Background info: My phone is a HTC Incredible I am using the Eclipse plugin for Android development with the emulator. Targeted platform or OS is 2.2... Since it is what my phone uses.
Some code:
bufferSize = AudioRecord.getMinBufferSize(FREQUENCY, AudioFormat.CHANNEL_CONFIGURATION_MONO, AudioFormat.ENCODING_PCM_16BIT);
audioRecord = new AudioRecord(MediaRecorder.AudioSource.MIC, FREQUENCY, AudioFormat.CHANNEL_CONFIGURATION_MONO, AudioFormat.ENCODING_PCM_16BIT, bufferSize);
This is the code I use to setup the AudioRecord API with. Now, for the emulator it likes FREQUENCY to be set to 8000 for it to work. Comes back with a buffer size 640. For the phone I use 44100. One issue here is it seems the resulting PCM data for the wave seems to be an eight bit signed wave.

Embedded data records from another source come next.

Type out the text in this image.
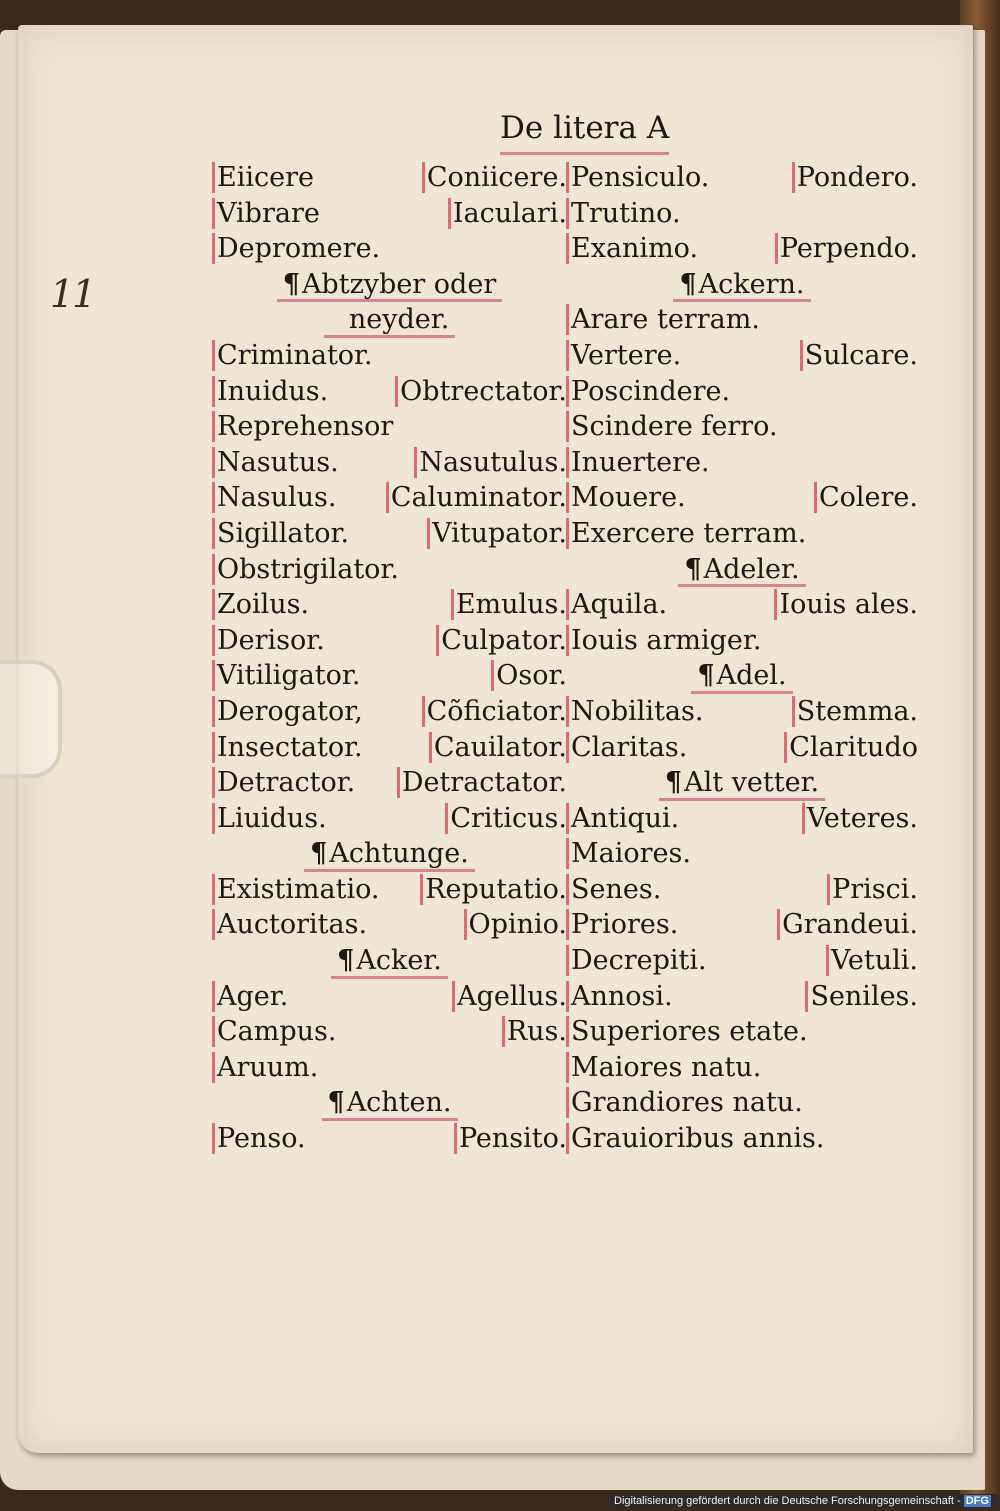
11
De litera A
Eiicere	Coniicere.
Vibrare	Iaculari.
Depromere.
¶Abtzyber oder
neyder.
Criminator.
Inuidus.	Obtrectator.
Reprehensor
Nasutus.	Nasutulus.
Nasulus. Caluminator.
Sigillator.	Vitupator.
Obstrigilator.
Zoilus.	Emulus.
Derisor.	Culpator.
Vitiligator.	Osor.
Derogator, Cõficiator.
Insectator.	Cauilator.
Detractor. Detractator.
Liuidus.	Criticus.
¶Achtunge.
Existimatio. Reputatio.
Auctoritas.	Opinio.
¶Acker.
Ager.	Agellus.
Campus.	Rus.
Aruum.
¶Achten.
Penso.	Pensito.
Pensiculo.	Pondero.
Trutino.
Exanimo.	Perpendo.
¶Ackern.
Arare terram.
Vertere.	Sulcare.
Poscindere.
Scindere ferro.
Inuertere.
Mouere.	Colere.
Exercere terram.
¶Adeler.
Aquila.	Iouis ales.
Iouis armiger.
¶Adel.
Nobilitas.	Stemma.
Claritas.	Claritudo
¶Alt vetter.
Antiqui.	Veteres.
Maiores.
Senes.	Prisci.
Priores.	Grandeui.
Decrepiti.	Vetuli.
Annosi.	Seniles.
Superiores etate.
Maiores natu.
Grandiores natu.
Grauioribus annis.
Digitalisierung gefördert durch die Deutsche Forschungsgemeinschaft - DFG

I get values from -127 to 128. I thought the value AudioFormat.ENCODING_PCM_16BIT
would produce something different.
I process the audio with a thread,
public void run() {
while(isRecording) {
audioRecord.startRecording();
byte[] data = new byte[bufferSize];
audioRecord.read(data, 0, bufferSize);
listener.setData(data);
handleData(data);
}
audioRecord.release();
}
I have a way to graphically display to corresponding wave in real time using a SurfaceView
. There seems to be a lot of noise coming from the MIC. I get this noise from the emulator and the phone as well. Do I need to run the data through some sort of filter(s)? I would like to use this data to calculate some fun FFT and stuff just to play around with the wave. But I need to reduce the noise somehow.
Has anyone else experience this as well. Does anyone have a solution?